Murray, coming off ankle surgery in March, isn’t expected to practice until training camp, which should give Cook ample opportunity to show his skills and build a bond with quarterback Sam Bradford. Whether that makes him the starter in Week 1 or not is a future determination.
“We’ve got a long, long way to go before we make any determinations on any of that,” head coach Mike Zimmer said.
Zimmer was at least was able to formulate some initial impressions of his intriguing rookie.
“He showed acceleration, good feet, good vision, a lot of the same things we saw on tape,” Zimmer said after an initial look at Cook in a rookie minicamp session. “(He’s) a good kid, seems smart in the blitz pickup drill.”
The addition of veteran receiver Michael Floyd could also add to the excitement. Floyd might not crack the regular starting lineup – and he could be facing a multi-game suspension – but with his livelihood hanging in the balance, he has millions of reasons to strive for a career year. His 2017 salary depends on it, and so does his future in the league.
With a troubled past, he is coming back home to Minnesota, where the Vikings hope a combination of family and organizational support that might include Cris Carter contribute to a rebound in football and life for Floyd.
If he can do that, he could bring an explosive element to the offense with his 15.4-yard average per catch.
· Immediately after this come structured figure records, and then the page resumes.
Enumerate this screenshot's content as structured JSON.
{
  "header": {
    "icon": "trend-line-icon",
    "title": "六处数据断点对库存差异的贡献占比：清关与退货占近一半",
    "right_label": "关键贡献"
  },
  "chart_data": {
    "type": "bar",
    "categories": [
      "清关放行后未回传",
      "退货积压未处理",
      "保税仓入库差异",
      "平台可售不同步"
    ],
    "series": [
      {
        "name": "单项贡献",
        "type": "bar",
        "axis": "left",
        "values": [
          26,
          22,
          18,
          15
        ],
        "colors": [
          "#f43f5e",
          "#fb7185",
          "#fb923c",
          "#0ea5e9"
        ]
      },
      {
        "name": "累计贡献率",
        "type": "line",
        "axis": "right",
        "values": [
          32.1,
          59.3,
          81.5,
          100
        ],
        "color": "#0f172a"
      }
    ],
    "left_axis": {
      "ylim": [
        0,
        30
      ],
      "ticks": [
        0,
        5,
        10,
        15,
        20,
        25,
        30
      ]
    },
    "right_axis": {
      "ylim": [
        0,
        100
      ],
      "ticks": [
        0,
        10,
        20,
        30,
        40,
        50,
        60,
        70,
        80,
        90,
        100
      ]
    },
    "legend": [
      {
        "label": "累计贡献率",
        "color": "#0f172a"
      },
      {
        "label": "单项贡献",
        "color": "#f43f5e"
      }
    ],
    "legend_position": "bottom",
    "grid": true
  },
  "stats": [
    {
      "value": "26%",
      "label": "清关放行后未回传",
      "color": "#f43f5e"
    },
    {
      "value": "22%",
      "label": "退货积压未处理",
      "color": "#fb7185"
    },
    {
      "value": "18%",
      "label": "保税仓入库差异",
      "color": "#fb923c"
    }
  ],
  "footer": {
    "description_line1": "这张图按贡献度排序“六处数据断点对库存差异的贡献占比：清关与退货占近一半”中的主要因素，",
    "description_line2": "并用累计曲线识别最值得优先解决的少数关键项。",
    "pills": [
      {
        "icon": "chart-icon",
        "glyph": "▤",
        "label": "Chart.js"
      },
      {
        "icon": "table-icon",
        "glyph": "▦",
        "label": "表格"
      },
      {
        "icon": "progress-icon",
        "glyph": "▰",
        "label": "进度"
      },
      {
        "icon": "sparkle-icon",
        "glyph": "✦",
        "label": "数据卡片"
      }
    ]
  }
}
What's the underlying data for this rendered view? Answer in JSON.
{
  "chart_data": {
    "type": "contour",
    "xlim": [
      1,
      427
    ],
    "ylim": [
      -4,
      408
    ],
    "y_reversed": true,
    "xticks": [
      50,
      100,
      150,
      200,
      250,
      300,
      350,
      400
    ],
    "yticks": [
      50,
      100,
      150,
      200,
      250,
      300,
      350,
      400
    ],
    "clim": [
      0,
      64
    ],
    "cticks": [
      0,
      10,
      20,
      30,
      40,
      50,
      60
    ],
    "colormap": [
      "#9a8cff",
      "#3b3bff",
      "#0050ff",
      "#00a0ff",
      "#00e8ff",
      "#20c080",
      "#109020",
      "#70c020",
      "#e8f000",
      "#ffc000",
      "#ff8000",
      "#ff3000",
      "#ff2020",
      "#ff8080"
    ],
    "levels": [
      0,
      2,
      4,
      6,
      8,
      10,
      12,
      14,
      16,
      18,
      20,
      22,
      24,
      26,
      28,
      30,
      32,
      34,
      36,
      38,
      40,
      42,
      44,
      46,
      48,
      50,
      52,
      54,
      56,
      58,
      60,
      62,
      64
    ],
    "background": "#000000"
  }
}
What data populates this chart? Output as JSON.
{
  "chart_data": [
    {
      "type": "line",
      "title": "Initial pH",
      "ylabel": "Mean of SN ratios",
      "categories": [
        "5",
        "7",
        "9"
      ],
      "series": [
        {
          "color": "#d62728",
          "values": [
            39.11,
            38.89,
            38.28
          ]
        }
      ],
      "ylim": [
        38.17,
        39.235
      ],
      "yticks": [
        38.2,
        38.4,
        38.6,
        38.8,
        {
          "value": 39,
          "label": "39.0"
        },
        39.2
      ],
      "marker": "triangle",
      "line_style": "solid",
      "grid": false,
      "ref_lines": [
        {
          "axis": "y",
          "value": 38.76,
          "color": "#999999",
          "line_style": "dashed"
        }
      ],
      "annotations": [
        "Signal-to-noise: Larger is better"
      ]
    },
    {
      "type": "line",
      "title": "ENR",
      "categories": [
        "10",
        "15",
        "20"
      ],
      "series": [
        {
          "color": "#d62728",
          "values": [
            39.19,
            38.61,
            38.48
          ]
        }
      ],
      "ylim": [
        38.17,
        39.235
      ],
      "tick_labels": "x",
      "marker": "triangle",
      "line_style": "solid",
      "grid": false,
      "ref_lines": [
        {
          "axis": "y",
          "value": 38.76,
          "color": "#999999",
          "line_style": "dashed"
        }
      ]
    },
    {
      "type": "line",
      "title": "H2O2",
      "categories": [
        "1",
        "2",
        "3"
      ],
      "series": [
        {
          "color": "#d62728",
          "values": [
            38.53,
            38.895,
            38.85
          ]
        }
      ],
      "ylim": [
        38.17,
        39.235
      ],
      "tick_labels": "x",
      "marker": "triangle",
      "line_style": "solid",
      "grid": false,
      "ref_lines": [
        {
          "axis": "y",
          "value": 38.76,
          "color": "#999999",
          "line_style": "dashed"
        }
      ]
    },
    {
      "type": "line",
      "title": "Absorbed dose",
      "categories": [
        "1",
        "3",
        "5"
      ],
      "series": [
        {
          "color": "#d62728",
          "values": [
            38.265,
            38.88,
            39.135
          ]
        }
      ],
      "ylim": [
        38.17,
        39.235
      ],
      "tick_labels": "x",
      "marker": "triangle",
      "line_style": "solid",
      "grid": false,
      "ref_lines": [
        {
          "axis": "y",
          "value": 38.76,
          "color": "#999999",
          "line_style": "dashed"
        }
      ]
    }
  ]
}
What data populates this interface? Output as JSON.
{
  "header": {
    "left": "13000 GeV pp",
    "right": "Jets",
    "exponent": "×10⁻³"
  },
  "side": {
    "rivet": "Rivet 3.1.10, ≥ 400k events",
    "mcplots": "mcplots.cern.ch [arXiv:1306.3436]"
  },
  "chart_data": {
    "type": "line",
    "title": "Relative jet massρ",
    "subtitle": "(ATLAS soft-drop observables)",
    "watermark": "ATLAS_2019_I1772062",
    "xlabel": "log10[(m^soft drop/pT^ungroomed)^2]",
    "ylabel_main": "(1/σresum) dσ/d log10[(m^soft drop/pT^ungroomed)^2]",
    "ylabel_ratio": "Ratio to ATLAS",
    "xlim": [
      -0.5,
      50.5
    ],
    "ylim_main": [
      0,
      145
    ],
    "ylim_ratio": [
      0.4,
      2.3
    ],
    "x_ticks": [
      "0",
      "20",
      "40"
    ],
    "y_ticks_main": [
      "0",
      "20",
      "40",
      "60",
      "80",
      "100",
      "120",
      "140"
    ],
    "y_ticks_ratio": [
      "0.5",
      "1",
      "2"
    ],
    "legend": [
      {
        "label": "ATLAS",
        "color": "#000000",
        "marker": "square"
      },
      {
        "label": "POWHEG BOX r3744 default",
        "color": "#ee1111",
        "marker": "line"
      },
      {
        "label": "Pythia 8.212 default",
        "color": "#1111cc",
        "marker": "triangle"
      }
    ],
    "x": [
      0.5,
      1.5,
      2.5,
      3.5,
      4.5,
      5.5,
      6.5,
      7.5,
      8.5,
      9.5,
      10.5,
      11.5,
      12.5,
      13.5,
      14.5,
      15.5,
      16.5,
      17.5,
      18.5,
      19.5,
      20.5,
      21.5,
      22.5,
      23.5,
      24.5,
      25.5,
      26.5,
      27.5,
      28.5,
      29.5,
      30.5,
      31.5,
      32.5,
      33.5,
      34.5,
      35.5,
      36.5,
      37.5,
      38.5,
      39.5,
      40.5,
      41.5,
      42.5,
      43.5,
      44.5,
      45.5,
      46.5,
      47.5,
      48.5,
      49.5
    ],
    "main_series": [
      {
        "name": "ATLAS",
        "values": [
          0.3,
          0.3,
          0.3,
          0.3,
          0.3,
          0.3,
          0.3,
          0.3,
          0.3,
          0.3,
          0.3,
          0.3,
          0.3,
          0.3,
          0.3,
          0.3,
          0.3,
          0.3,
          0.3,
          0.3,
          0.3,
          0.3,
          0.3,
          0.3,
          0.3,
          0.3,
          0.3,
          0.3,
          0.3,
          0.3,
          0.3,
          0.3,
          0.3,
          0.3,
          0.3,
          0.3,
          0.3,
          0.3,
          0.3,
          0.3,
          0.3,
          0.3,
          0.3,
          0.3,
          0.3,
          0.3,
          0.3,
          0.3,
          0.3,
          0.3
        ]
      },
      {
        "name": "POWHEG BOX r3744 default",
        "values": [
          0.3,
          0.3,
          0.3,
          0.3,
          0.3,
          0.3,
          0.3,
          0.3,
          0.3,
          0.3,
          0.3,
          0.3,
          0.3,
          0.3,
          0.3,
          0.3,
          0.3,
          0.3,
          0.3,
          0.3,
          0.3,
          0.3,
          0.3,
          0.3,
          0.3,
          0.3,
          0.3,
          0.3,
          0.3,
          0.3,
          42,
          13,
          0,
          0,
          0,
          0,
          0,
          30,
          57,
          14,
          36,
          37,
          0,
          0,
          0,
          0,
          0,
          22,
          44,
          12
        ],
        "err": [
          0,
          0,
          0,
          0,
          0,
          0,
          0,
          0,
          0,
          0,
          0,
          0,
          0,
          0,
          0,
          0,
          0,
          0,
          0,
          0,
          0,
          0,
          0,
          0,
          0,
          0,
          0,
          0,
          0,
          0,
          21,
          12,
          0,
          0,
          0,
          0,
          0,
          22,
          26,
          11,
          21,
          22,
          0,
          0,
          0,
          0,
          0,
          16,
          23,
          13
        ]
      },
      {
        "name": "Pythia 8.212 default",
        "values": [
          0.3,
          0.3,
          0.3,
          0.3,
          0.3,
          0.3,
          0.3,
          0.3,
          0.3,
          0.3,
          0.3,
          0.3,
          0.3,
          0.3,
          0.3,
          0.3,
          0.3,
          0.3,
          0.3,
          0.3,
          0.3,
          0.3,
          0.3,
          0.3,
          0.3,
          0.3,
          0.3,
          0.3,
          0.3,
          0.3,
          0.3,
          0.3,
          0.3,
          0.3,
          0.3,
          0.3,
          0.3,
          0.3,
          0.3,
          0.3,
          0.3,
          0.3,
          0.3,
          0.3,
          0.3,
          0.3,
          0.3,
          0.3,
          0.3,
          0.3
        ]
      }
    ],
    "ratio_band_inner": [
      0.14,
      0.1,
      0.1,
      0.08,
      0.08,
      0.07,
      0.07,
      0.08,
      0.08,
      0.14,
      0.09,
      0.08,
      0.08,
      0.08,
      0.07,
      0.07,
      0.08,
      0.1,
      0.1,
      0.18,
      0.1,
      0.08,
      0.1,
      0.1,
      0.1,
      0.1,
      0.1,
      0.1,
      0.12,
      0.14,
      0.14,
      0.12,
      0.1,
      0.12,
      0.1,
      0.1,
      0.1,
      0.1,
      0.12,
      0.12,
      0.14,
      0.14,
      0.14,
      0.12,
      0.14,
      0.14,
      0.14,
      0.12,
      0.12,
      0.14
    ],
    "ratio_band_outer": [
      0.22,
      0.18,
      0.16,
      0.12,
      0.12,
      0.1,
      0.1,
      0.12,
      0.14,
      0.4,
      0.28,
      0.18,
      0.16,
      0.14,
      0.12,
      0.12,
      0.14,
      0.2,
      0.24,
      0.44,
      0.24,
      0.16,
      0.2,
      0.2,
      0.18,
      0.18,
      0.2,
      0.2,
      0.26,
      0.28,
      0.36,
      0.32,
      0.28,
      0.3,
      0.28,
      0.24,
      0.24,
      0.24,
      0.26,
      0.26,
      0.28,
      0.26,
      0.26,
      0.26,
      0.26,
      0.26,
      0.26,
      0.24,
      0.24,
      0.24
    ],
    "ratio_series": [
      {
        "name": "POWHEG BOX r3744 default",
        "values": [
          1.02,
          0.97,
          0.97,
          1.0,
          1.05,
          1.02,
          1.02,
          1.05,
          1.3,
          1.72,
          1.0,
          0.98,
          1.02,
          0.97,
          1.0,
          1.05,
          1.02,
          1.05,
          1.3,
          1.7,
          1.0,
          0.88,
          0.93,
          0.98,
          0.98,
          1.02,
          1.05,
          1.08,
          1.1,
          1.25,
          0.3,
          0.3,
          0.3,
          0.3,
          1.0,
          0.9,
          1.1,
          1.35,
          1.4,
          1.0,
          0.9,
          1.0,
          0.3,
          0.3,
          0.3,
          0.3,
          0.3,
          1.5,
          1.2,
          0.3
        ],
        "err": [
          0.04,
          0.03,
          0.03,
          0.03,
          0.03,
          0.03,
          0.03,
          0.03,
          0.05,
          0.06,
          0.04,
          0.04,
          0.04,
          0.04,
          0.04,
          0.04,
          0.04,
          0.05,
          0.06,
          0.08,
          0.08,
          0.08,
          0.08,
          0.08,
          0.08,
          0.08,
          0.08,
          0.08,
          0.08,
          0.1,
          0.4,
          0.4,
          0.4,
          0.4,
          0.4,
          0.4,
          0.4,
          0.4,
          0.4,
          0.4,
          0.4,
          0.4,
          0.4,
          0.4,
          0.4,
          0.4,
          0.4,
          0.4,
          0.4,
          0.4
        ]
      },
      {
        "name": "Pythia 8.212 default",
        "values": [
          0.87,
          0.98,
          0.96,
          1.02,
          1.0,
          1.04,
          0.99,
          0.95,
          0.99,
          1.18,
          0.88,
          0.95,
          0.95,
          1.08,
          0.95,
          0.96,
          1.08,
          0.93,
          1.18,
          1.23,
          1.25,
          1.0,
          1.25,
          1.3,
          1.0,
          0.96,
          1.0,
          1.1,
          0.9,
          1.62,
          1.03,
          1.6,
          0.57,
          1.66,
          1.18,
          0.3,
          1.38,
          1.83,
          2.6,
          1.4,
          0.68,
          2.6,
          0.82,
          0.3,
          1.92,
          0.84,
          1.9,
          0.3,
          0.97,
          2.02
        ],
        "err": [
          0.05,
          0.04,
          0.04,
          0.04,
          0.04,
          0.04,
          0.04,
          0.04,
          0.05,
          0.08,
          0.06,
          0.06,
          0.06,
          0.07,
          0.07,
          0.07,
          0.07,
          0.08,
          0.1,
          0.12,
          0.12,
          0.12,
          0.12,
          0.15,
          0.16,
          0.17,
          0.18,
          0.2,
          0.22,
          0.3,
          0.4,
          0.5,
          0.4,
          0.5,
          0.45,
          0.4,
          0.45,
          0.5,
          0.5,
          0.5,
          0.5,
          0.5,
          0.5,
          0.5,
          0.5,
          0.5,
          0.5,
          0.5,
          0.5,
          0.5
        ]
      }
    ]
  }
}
Last year, Bradford averaged only 7 yards per attempt, tied for 18th in the NFL, but showed he can be a deep downfield passer when given the opportunity to set up and find a receiver deep.
Floyd – who ranked eighth in the NFL last year with an averaged depth of target of 15.8 yards, according to Pro Football Focus – should provide the most experienced deep threat the Vikings have had in some time. Pairing him with Adam Thielen – who ranked 25th in the NFL with a 14.0-yard average per catch and possessed the best QB-WR rating in the NFL with Bradford at 122.9 – provides more intrigue.
The possibilities are there at receiver once again. The potential is there in the backfield with Murray and Cook, who easily dominated the rookie running back class by causing 92 missed last year, per PFF.
Right now, it’s fair to say the Vikings don’t have the dominating presence of a Moss in the receiving corps or a Peterson in the backfield. But they do have the most well-rounded weaponry as they’ve had in a long time – partially proven and partially on potential.
That, at least, should provide incentive for attentive fans when the offense is at work. It’s time to make Minnesota’s great again.